IHS MARKIT / CIPS UK SERVICES PMI®
- Slight reduction in service sector activity
- New orders fall for the third month running in March
- Prices charged increase at the slowest pace since June 2017
March data signalled a marginal reduction in business activity across the UK service sector, which ended just over twoand-a-half years of sustained expansion. The downturn in service sector output reflected a lack of new work to replace completed projects so far in 2019. Survey respondents noted that corporate clients had opted to delay spending decisions in response to intense political uncertainty. There were also some reports that Brexit concerns and worries about the economic outlook had held back household spending.
At 48.9 in March, down from 51.3 in February, the headline seasonally adjusted IHS Markit/CIPS UK Services PMI® Business Activity Index posted below the 50.0 no-change mark for the first time since July 2016. Aside from the brief dip seen after the EU referendum, the latest reading was the jointweakest seen over the past decade (equalling the previous low point recorded in December 2012).
There were widespread reports that domestic political uncertainty had constrained demand in March, with clients hoping for clarity about Brexit outcomes before committing to new projects. New order inflows have deteriorated in each of the past three months, which represents the longest sequence of falling sales volumes since the first half of 2009. Export demand was particularly subdued, as highlighted by another marked drop in new work from abroad.
Reduced capacity pressure meant that service providers were able to bring down their volumes of unfinished business in March. Backlogs have now decreased for six months running, which is the longest period of decline since early-2013.
The latest survey provided positive a sign in terms of staff recruitment, following the job shedding reported during the opening months of this year. Employment numbers were up slightly in March, although the rate of expansion was softer than seen on average in 2018. Service providers continued to note that shortages of labour had restricted their scope to hire additional employees.
Higher staff wages were often cited as a factor pushing up operating expenses across the service economy in March. Reports from survey respondents also pointed to rising transport costs and energy prices. However, the overall rate of input price inflation was unchanged from February's nine month low.
Average prices charged by service providers increased only marginally, with the rate of inflation the slowest since June 2017. A number of firms suggested that subdued demand conditions had led to squeezed margins and pressure to match discounting by competitors.
Meanwhile, latest data indicated that business expectations for the year ahead remained subdued. That said, the degree of optimism edged up to its highest since last October, with some companies citing hopes of greater clarity about the path to Brexit.

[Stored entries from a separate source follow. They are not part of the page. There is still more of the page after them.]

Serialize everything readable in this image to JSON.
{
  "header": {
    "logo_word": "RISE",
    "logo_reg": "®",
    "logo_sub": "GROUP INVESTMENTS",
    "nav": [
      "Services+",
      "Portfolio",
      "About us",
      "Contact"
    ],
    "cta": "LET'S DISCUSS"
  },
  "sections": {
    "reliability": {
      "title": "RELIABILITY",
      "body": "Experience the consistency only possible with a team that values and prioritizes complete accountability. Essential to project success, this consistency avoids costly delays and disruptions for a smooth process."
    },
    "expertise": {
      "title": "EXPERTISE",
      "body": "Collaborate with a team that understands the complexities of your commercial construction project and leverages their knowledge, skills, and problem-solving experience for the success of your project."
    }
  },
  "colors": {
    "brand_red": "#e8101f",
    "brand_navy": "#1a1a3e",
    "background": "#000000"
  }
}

All Sector PMI indices are weighted averages of comparable manufacturing, construction and services PMI indices. Weights reflect the relative size of the manufacturing, construction and service sectors according to official GDP data. The UK All Sector Output Index is a weighted average of the UK Manufacturing Output Index, the UK Total Construction Activity Index and the UK Services Business Activity Index.

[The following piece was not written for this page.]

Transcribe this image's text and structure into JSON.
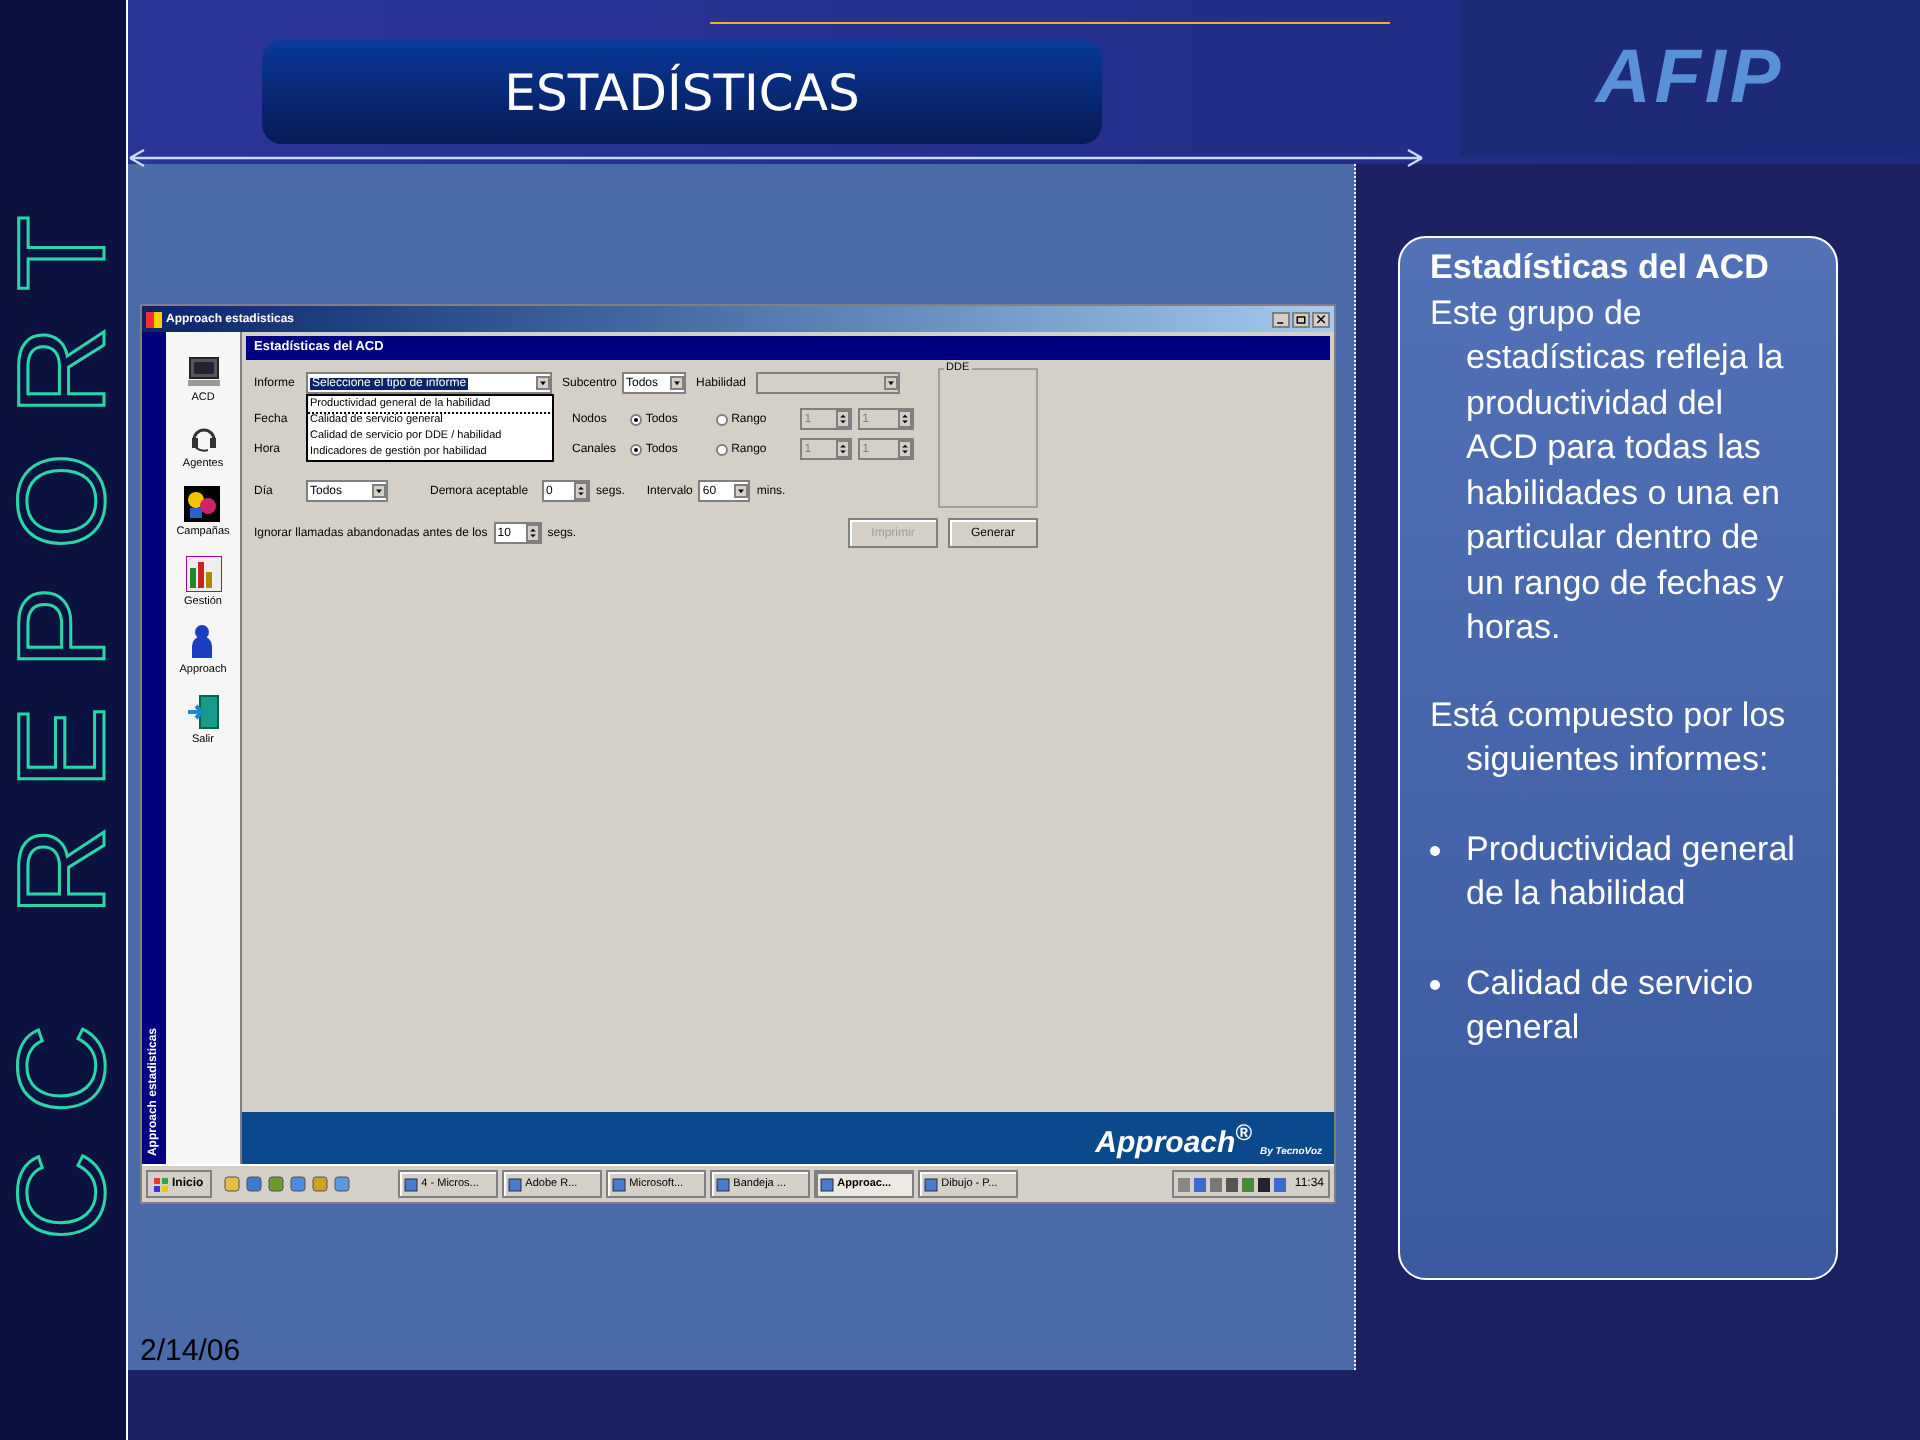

At 50.0 in March, down from 51.4 in February, the seasonally adjusted All Sector Output Index signalled that private sector business activity stalled during the latest survey period.
A robust upturn in manufacturing production was offset by reduced levels of output at services and construction firms in March.
The average reading for the first quarter of 2019 was only slightly above the 50.0 no-change mark (50.6), which indicated the weakest quarterly performance for the UK private sector since Q4 2012.
March data pointed to a further decline in new business received by UK private sector companies. Meanwhile, employment numbers increased for the first time in three months, but the rate of workforce expansion was only marginal.
Duncan Brock, Group Director at the Chartered Institute of Procurement & Supply, said: “With the headline index posting just below 50 for the first time since July 2016 this month’s results are a seriously worrying development. New orders fell for the third consecutive month and a drop in overall business activity for the first time in two and a half years has left the services sector facing a bleak near-term outlook.
"Worried consumers fearful of rising living costs stayed away from discretionary spending and corporate clients held back on major decisions, preferring to defer big ticket projects until the Brexit deadlock is lifted.
"There was also no respite from strong inflationary pressures as the sector bore the brunt of higher salaries and fuel costs. Service providers were unable to pass these on to customers, hampered by stiff competition and the threat of discounting to retain market share, and resulting in the slowest rise in output charges since June 2017.
"A fight for survival beckons if this market stagnation becomes entrenched, the global economy remains downbeat and the Brexit cloud is not lifted. With business expectations in the sector still close to the weakest seen over the past decade, this inertia will fast become the new normal unless some major change pulls the sector out of the quicksand.